As shown, the red marks are the unexpected spikes and dips whose z-score value is greater than 3 or less than -3. Incase if you want to detect the lower spikes, modify the value to 2 or even lower and run. Similarly, if you want to detect only the higher spikes, try increasing the z-score value from 3 to 4 and beyond.

Derive thresholds

Enter the following command into the next cell to derive the Spike threshold value corresponding to z-score value 3 and click Run.


In [8]:
# calculate the value that is corresponding to z-score 3
(pandaDF[valueHeaderName].std(ddof=0) * 3) + pandaDF[valueHeaderName].mean()


Out[8]:
70.601299674769308

Similarly, Enter the following command into the next cell to derive the dip threshold value corresponding to z-score value -3.


In [9]:
# calculate the value that is corresponding to z-score -3
(pandaDF[valueHeaderName].std(ddof=0) * -3) + pandaDF[valueHeaderName].mean()


Out[9]:
20.066561436341793

This threshold value can be used to create a rule in the Watson IoT Platform to detect anomalies in the current IoT device events in realtime.
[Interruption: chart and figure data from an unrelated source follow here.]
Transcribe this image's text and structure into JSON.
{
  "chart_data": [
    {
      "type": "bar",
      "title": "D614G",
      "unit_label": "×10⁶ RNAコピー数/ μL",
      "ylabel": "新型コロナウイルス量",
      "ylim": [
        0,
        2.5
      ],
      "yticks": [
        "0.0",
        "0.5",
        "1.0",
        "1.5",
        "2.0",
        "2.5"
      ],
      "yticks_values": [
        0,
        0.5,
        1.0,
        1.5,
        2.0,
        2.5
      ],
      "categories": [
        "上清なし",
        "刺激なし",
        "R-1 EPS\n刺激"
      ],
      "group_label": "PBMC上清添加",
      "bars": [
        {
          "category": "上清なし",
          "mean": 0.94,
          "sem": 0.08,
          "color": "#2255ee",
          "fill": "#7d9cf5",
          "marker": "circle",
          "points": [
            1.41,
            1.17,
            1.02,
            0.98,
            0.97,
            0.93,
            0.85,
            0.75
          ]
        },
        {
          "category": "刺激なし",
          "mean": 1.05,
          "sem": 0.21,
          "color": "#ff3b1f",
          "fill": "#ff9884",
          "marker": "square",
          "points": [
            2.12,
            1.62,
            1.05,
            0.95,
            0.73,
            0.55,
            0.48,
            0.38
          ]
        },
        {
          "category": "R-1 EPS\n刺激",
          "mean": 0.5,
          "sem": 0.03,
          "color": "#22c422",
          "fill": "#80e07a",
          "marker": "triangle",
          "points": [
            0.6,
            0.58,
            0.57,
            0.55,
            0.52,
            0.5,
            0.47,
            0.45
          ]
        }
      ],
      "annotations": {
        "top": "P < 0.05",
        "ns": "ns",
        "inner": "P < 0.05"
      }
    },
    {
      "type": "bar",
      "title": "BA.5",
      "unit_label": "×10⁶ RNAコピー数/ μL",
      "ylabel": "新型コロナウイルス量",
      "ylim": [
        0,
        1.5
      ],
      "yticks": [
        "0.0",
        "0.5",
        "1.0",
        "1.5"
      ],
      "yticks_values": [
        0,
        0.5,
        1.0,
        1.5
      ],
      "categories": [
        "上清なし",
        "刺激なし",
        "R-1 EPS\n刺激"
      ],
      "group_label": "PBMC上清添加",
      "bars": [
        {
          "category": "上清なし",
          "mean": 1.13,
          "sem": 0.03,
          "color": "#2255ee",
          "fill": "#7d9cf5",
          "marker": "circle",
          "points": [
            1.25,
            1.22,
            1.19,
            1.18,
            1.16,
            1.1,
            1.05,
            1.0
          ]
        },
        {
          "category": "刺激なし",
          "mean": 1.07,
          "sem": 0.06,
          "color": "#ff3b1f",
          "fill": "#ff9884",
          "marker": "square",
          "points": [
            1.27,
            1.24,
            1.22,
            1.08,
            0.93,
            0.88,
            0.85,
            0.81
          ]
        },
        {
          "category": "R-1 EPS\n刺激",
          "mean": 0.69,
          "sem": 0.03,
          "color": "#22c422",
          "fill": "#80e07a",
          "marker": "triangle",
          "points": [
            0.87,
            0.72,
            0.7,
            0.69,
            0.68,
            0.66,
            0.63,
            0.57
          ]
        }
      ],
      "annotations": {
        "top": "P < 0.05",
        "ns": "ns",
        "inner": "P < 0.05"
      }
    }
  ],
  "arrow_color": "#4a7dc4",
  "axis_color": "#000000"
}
This will create an alert in realtime when the current sensor reading crosses the threshold value.

Summary

This Notebook showed how to use the z-score to detect anomalies in the historical timeseries data in simple steps. Also, showed how one can derive the threshold values for the given historical data to create rules accordingly in IBM Watson IoT Platform. Developers can consider this Notebook as a template for detecting anomalies in their historical IoT data and modify the python code depending upon the use case.